When such programs open a UTF-8 file that includes a BOM
they may incorrectly display the BOM as these three printable
characters: 
.
Planes
Unicode characters are grouped into a number of planes. Each plane contains 65,536 code points. The first 65,536 code points (0x0000-0xFFFF) are in Plane 0, which is also called the "Basic Multilingual Plane (BMP)". The BMP contains the characters for almost all modern languages and symbols used for general computing purposes. It is also the only plane of characters supported in early versions of the Unicode standard. Planes above the BMP contain code points for ancient scripts, mathematical and musical symbols, and rarely used Han ideographs.

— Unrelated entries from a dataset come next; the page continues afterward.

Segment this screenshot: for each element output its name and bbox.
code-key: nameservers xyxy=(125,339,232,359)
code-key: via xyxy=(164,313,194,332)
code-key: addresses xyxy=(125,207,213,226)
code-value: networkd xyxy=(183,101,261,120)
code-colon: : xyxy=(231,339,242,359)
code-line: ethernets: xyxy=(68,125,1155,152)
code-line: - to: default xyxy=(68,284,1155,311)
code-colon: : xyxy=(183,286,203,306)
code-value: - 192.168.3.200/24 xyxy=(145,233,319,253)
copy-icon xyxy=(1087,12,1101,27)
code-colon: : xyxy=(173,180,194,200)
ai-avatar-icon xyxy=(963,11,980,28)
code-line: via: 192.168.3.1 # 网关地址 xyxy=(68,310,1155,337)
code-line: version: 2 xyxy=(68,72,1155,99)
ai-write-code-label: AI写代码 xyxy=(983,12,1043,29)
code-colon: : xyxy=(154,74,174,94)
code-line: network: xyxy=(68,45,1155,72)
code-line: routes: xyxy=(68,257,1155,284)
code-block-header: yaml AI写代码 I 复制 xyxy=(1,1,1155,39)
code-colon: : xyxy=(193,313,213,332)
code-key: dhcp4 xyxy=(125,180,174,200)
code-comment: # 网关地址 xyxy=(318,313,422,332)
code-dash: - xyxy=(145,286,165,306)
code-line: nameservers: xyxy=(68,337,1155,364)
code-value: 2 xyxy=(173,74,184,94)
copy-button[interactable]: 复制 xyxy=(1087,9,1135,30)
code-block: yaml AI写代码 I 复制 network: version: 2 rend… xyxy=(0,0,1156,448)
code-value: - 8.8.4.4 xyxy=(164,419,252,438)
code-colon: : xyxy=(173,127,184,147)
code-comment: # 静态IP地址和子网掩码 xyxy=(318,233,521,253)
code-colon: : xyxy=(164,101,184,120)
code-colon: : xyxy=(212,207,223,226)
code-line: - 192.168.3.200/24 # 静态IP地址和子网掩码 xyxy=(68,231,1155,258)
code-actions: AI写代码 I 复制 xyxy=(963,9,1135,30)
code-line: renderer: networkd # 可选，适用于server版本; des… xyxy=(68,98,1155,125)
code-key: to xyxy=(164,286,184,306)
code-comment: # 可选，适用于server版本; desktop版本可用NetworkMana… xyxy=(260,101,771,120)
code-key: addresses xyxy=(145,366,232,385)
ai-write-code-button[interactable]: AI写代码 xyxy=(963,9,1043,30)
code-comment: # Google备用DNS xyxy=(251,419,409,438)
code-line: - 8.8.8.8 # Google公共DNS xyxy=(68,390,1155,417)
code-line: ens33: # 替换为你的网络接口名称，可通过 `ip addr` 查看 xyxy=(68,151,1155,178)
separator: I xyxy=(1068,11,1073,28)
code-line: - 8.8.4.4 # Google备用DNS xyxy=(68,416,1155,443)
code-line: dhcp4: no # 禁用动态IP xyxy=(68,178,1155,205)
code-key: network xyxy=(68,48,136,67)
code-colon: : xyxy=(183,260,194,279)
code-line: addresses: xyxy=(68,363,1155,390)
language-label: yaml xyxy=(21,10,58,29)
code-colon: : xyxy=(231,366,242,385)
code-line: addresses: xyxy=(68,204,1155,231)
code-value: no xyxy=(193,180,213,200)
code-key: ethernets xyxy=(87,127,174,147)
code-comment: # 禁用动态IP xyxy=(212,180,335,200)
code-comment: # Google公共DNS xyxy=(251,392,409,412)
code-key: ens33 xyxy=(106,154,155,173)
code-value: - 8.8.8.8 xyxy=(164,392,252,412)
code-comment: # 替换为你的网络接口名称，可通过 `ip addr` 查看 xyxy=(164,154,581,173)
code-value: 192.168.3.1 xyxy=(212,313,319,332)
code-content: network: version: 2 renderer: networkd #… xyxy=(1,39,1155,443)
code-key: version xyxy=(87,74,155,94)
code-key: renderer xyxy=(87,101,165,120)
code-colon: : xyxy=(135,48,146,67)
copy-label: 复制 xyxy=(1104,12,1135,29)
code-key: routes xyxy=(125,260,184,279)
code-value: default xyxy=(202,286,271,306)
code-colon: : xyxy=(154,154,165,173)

While significant support and attention is given to planes above the BMP in Unicode standards documentation it is important to note that characters in these planes are rarely encountered in general computing. One reason for this is that all modern font technologies only support a maximum of 65,536 code points per font. Since characters in the BMP are essential in many applications most fonts allocate their 65,536 characters only to this plane.
Pan-Unicode Fonts
Even though any single font can hold up to 65,536 Unicode glyphs in practice there are less than a dozen (as of 2009-12) fonts that hold anywhere near that amount. Fonts with a large number of Unicode glyphs are known as "pan-Unicode fonts", "Unicode fonts", or "Unicode typefaces". Examples of pan-Unicode proportional fonts include
- GNU FreeFont fonts
- Code 2000
- GNU Unifont
- Wen Quan Yi fonts
- Arial Unicode MS.
Monospace pan-Unicode fonts are even rarer than proportional ones. Notable free or shareware monospace fonts include:
- FreeMono - part of the GNU FreeFont family
- Everson Mono (shareware)
- Wen Quan Yi Zen Hei Mono - this font includes a large number of Chinese, Japanese, Korean, and Vietnamese glyphs; unfortunately Zen Hei Mono co-exists in the same .ttf file as its proportional cousin, Zen Hei, which appears to make Zen Hei Mono unavailable to some programs.
Font Substitution
To work around the limited availability of pan-Unicode fonts many applications rely on a technique called font substitution. With this technique when an application needs to display a character whose glyph is missing from the desired font it searches other fonts, preferably from the same font family, for the missing glyph and then uses the first one it finds to render the character.
Applications that use font substitution include Firefox, Notepad, Excel 2007, Internet Explorer (v7 and newer), Adobe Reader, SQL Developer.
Applications that do not use font substitution include Internet Explorer (v6 and older), PuTTY, Windows XP's cmd.exe window, and applications like SQL*Plus that run inside cmd.exe windows.